Incentives are the systems and plans that motivate behavior and they must be aligned with the messaging. Rational beings will do what they perceive is best for them and we must make sure that their behavior is aligned with our targets and goals for the company.
Strategy and Leadership also includes a discussion of decisions relative to your Business Model. How do you make and market your products and services, and how do you protect and expand your markets and profit margins? What do you do in-house and what do you contract out?
Having a good handle on Economics will provide you with a context in which to analyze and explain what is going on in the larger world in which your enterprise operates and which surrounds our lives. It will also help provide the ability to make more accurate and reasoned predictions about future. This is important for planning, budgeting and strategy. And it will help you react quicker and smarter, in a reasoned fashion, to unforeseen changes in the environment.
Business economics can be divided into three disciplines:
· Micro Economics: the study of individual behavior and purchasing decision, the theory of the firm and production, and the study of competition and market structures.
· Managerial Economics: the study of applying Micro Economic theory to managerial decision-making.
· Macro Economics: the study of economies as a whole including: interest rates, monetary policy, banking, government regulation, and international trade.
Summary of Overview
Some of the topics introduced above spilled from one section into the next and may have seemed a bit redundant or repetitive in places. The fact is, these subjects all overlap and knit together in an operation. A well functioning organization cannot have each discipline and division operating in a silo. It is the role of the senior executives, the “C” level executives, to have a vision and overview that incorporates all the elements in a smoothly running manner.

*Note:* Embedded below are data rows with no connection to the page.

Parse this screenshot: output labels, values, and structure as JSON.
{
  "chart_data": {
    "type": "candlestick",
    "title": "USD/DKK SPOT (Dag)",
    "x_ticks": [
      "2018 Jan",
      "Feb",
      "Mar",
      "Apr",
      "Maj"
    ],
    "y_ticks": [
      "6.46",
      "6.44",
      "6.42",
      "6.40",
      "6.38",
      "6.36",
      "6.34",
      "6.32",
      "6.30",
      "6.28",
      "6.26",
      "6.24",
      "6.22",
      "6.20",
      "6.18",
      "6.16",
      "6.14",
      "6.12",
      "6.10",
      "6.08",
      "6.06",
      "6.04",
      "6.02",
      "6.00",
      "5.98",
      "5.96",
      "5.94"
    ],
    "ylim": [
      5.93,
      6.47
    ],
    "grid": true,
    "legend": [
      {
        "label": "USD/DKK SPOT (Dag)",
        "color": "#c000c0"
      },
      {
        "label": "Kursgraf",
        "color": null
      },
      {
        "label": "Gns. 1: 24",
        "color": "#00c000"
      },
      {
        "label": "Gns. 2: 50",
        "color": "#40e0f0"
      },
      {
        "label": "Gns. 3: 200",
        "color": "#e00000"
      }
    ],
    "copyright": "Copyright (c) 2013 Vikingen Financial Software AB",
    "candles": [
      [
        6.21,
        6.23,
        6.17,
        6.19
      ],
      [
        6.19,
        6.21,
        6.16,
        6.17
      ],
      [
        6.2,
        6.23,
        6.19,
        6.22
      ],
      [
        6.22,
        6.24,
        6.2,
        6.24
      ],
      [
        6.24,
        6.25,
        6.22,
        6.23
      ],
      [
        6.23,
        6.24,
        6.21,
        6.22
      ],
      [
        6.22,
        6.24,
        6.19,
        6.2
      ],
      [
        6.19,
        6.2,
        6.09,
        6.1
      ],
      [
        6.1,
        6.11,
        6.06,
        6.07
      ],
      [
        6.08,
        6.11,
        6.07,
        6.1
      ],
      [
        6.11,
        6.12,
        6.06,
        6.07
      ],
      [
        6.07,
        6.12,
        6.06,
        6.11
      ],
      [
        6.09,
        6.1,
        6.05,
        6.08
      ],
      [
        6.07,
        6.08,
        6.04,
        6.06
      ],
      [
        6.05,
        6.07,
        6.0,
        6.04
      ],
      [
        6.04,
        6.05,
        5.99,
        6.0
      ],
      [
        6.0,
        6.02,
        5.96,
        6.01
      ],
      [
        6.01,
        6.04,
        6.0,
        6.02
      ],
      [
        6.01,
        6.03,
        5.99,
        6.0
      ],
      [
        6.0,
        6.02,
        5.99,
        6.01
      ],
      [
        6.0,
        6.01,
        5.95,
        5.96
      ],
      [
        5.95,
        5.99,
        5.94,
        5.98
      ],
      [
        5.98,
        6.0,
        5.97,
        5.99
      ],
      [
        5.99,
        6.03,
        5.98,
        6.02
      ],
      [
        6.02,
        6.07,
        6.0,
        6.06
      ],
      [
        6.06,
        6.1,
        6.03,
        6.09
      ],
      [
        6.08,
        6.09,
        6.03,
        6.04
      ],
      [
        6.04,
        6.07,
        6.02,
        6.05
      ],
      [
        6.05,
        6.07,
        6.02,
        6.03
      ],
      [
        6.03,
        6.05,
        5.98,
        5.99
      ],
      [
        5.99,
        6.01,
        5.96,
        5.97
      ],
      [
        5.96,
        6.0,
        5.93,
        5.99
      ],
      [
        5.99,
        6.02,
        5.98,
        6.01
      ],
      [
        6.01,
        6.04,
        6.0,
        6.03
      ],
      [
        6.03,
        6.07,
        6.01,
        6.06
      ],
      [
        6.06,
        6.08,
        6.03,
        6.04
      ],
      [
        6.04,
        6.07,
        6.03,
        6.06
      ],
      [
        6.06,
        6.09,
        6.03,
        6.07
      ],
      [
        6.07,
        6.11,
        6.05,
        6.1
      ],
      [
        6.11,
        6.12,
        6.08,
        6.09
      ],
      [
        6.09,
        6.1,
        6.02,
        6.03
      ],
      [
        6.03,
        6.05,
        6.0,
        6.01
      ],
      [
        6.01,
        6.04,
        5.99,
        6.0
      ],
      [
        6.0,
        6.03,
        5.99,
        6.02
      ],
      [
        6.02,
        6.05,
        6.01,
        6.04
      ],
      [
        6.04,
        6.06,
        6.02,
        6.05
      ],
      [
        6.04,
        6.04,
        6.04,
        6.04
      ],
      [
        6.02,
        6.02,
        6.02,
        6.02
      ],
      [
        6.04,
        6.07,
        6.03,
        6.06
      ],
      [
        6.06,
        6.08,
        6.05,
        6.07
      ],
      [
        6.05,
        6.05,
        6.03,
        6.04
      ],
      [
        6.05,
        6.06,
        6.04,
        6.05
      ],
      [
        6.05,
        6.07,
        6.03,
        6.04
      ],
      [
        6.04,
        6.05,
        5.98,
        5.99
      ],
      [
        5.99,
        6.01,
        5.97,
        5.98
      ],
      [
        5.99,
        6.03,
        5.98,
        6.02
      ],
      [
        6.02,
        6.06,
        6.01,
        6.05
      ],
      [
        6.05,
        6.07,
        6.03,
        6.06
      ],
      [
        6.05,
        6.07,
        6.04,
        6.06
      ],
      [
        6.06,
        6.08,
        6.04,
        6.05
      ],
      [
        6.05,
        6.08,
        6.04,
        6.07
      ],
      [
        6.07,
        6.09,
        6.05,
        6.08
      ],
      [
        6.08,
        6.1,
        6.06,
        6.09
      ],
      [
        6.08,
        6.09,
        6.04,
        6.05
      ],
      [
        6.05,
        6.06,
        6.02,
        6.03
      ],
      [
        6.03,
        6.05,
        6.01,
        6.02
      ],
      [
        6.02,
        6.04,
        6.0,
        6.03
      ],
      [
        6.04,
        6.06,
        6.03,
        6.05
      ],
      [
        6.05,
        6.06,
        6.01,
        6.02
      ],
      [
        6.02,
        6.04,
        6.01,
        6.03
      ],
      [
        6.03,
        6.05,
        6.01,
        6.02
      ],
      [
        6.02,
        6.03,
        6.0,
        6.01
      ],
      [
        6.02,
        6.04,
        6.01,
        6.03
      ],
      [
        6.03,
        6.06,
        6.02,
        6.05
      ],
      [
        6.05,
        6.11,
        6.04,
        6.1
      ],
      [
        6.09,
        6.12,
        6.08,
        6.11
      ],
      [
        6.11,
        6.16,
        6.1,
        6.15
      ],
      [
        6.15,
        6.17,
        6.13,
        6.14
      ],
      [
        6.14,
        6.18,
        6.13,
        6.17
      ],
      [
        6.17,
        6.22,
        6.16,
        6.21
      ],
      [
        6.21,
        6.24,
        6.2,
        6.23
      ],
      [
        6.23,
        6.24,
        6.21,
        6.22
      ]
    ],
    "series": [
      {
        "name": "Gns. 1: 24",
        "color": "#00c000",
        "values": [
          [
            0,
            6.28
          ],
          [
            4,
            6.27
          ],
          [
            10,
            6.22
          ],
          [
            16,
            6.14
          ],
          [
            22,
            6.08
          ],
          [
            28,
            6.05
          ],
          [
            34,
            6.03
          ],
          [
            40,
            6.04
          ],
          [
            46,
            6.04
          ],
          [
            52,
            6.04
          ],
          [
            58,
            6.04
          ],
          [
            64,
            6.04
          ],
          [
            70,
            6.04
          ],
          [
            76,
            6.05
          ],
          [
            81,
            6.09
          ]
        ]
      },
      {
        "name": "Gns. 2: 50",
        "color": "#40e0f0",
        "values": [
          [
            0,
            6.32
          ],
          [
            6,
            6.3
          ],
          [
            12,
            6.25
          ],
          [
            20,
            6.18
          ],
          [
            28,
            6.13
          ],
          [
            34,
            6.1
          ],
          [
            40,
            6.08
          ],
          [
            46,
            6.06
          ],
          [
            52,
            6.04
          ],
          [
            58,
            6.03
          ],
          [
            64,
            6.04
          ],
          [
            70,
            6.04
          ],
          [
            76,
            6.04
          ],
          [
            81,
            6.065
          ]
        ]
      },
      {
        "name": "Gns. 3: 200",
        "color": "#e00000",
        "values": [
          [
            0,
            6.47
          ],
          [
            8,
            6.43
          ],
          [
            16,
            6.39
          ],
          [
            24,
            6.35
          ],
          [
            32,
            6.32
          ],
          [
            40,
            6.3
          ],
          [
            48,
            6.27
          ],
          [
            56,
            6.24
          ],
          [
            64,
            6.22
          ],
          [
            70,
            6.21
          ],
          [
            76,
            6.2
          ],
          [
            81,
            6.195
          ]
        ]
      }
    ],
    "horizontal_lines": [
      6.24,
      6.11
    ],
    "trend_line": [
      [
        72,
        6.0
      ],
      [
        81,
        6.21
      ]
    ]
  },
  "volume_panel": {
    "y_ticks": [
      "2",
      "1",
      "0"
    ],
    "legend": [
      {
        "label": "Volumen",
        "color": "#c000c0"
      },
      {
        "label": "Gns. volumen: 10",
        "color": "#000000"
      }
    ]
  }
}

This book is here to help you become prepared for such a role and to understand the concerns of the big picture wherever you currently reside in an organization.
Occam’s Razor is a principle from the Middle Ages that essentially states “the simpler the better.” It is easy to get tied up in all the complications that can arise out of such a seeming large bunch of competing interests and concerns. How can one keep all of this in one’s head and make decisions taking it all into account on the fly in real time. That is where William Occam’s advice always helps to clear the air — the fewer assumptions that are made, the better.
In the interest of keeping it simple and being concise, here is a short summary of the above section. There are four areas to keep in mind when you are analyzing a business proposal or business performance, or when questioning the direction of your destiny for that matter:
· Strategy: develop and articulate a clear and compelling goal
· Structure: are we organized to meet that goal
· People: do we have the right people and capabilities to meet our goal
· Process: do we have the operations and supply chains we need to meet our target goals. Can we improve them?
Keep it Simple. Keep it Clear.
Much of effective communication and leadership hinges on clarity.